El actual primer ministro, Mohamed Shia al Sudani, ha intentado en varias ocasiones integrar formalmente a las FMP en la estructura de seguridad nacional, sin éxito. La dependencia de estas milicias en la política y en la protección de intereses regionales ha llevado a que Irak se vea atrapado en un dilema: mantener el equilibrio entre las presiones externas y sus propios intereses internos. La reciente autorización del Consejo de Seguridad Nacional para que las milicias puedan responder en legítima defensa sin autorización previa refleja la fragilidad del control gubernamental.
Desde la perspectiva estadounidense, esta situación supone un riesgo significativo para la estabilidad regional y para sus operaciones en Irak. La reanudación de ataques contra bases militares y la falta de una estrategia coordinada han evidenciado la dificultad para gestionar la influencia de las milicias proiraníes. La formación de la Comisión de Coordinación Conjunta en marzo, tras múltiples incidentes, ha sido más un paso simbólico que una solución efectiva, ante la persistente tensión y la falta de control efectivo sobre estos grupos.

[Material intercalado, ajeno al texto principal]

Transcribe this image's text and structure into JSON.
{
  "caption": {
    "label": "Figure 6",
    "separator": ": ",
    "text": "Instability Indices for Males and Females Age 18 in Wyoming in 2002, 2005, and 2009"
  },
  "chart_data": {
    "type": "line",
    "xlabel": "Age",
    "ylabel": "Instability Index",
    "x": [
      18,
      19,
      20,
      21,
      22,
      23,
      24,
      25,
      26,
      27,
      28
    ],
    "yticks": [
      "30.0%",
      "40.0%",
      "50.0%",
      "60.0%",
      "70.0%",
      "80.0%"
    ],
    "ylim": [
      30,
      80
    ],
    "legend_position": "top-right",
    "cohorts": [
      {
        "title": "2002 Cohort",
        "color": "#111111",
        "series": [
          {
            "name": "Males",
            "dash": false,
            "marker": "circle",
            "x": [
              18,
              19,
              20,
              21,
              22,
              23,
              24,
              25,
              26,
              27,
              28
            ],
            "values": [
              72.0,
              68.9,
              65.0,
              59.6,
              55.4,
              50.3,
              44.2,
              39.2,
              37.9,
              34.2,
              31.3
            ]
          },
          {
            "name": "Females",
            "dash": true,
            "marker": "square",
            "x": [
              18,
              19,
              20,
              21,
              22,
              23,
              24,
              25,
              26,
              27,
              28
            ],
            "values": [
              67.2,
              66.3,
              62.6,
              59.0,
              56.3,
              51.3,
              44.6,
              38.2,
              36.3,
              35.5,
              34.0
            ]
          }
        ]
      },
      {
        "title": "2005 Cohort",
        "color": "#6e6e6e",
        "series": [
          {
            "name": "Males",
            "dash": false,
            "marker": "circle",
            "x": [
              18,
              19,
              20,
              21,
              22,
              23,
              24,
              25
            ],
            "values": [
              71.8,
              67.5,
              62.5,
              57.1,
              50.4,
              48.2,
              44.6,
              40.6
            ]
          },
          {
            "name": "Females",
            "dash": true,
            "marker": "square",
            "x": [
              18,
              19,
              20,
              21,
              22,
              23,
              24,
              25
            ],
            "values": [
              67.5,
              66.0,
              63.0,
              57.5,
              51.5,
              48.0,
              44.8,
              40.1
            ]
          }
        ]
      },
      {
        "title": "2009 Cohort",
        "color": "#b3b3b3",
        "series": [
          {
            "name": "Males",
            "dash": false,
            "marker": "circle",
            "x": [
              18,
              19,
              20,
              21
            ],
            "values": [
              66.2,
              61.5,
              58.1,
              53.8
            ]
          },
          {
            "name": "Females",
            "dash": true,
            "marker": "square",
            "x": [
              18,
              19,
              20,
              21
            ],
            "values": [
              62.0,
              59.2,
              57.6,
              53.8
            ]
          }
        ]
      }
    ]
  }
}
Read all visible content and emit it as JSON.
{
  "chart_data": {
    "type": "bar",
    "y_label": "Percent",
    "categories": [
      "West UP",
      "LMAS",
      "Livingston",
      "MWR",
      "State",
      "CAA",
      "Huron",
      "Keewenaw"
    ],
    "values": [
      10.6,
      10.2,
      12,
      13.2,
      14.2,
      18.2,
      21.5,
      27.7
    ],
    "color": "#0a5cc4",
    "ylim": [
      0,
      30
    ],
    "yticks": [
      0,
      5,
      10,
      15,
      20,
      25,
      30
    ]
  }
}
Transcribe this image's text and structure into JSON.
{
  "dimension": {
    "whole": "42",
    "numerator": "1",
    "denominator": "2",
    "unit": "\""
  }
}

Políticamente, el panorama en Irak se encuentra en un estado de incertidumbre, con negociaciones abiertas para la formación de un nuevo gobierno y una sucesión presidencial que aún no se concreta. La figura de Nuri al Maliki, considerado un candidato con respaldo regional, enfrenta resistencia tanto interna como internacional, complicando aún más la estabilidad política. La inestabilidad en el liderazgo y la presencia de actores armados no estatales elevan el riesgo de una escalada violenta que podría desbordar las fronteras del país.
En un contexto más amplio, la tensión en Irak se inscribe en el enfrentamiento regional entre Irán y Estados Unidos, que ha visto un incremento en las acciones militares y en la retórica hostil. La guerra de Irán, que ha desencadenado una serie de respuestas en Irak y en otros países de la región, refleja la fragilidad del equilibrio geopolítico en Oriente Medio y la dificultad para contener las disputas en un escenario donde los actores no estatales tienen un peso cada vez mayor en la dinámica de poder.